James O'Dwyer (left) and Rafael D'Andrea.
Strategies to sidestep selfish peer reviewers
Researchers point to options for tackling bias against competitors.
20 November 2017
James O'Dwyer (left) and Rafael D'Andrea.
For scientists, getting ahead often means publishing more papers in higher-ranked journals than their competitors. But publication requires peer review — the scientist’s work is evaluated by experts in their field who are often his or her direct competitors. The concern for many scientists is that reviewers acting selfishly can prevent or delay publication of high-quality research that puts their own work in the shade.
Can journal editors take steps to save peer review from these ‘selfish’ reviewers?
That was the question Rafael D’Andrea and James O’Dwyer of the University of Illinois addressed in a study published in October in PLoS ONE. They built a computational model to simulate the peer review process. Their model, based on a 2011 study, assumed that each paper was evaluated by two reviewers randomly drawn from a pool of scientists. Impartial reviewers recommended acceptance of the paper on condition that it exceeded a certain quality threshold. Selfish reviewers would, however, recommend rejection of papers that were of higher quality than their own papers — and accept all inferior papers.
D’Andrea and O’Dwyer then ran a series of simulations, progressively increasing the number of selfish reviewers in the pool. In their initial simulations, the editor simply passed on the reviewers’ recommendations, accepting the paper 50% of the time if reviewers disagreed. As the number of selfish reviewers increased, the quality of accepted papers fell. Just 10% of reviewers acting selfishly could bring quality down by a full standard deviation.
Next, D’Andrea and O’Dwyer considered a number of alternative editorial strategies. Consulting a third reviewer in cases of reviewer disagreement improved the quality of accepted papers, although this became less effective the more selfish reviewers there were in the pool.
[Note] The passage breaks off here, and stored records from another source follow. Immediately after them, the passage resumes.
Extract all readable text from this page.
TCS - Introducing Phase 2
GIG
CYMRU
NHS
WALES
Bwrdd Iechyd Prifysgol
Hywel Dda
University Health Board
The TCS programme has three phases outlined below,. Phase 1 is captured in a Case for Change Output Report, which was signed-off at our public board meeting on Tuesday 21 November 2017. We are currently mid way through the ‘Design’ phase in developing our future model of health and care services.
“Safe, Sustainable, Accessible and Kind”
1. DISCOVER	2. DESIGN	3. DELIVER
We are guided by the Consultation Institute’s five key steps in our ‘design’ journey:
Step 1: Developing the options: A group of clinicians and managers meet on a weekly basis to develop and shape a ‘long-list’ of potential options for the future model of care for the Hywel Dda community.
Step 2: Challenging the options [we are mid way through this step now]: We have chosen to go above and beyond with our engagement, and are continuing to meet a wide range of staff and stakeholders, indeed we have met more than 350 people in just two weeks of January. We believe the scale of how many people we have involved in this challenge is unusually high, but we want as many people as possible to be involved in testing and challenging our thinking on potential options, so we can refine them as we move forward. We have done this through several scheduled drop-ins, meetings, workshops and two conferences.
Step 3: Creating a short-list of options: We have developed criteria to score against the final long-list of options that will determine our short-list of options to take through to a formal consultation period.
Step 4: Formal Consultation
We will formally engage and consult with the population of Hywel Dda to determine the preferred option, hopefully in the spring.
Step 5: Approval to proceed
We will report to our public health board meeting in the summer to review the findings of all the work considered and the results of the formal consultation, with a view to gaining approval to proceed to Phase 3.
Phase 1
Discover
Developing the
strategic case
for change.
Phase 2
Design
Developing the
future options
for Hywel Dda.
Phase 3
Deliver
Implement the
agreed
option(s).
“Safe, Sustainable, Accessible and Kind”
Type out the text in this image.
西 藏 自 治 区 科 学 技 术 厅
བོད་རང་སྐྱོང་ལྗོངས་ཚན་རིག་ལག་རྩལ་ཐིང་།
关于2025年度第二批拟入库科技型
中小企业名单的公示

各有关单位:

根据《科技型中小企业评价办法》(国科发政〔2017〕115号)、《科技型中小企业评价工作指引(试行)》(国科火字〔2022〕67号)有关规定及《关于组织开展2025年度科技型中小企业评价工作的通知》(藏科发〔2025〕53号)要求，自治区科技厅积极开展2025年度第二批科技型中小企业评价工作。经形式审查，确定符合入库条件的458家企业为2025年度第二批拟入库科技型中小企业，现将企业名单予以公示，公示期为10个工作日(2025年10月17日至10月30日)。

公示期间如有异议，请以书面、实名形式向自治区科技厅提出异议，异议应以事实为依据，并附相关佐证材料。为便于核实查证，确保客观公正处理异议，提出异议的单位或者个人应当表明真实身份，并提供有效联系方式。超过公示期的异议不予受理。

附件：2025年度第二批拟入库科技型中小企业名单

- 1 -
Quality was also improved by ‘desk rejecting’ the weakest papers and accepting the very best papers without sending them to reviewers. However, as D’Andrea and O’Dwyer acknowledge, this strategy relies on editors being able to judge the quality of a paper as well as an expert reviewer could.
A third potentially useful strategy was to blacklist reviewers who consistently disagreed with other reviewers. This assumes optimistically that reviewers will tend to agree with one another if they are acting impartially. It would also require reviewer history to be shared across journals, which does not currently happen.
Flaminio Squazzoni from the University of Brescia, has adopted a similar approach in his own work and acknowledges that models are only as good as their assumptions. “Most attempts, including this article, assume that quality is easily definable and detectable by scientists,” he says. “This is an approximation, which is even more problematic in fields, such as social sciences, for example, in which multiple approaches and standards coexist.”
The next step, says Squazzoni, is to test these models against real-world peer review data. To this end, he’s leading the PEERE initiative, a collaboration with publishers and scientific societies aimed at opening up peer review data.
In the meantime, D’Andrea and O’Dwyer argue that computational modelling is a useful first step, highlighting potential vulnerabilities in peer review and suggesting where data gathering should focus. “We view this as continuing an ongoing discussion on the future and value of peer review,” they say. “This is a time where various different models of scientific publishing are playing out, and so careful study of peer review and the publishing process more generally may help shape how we do and communicate science.”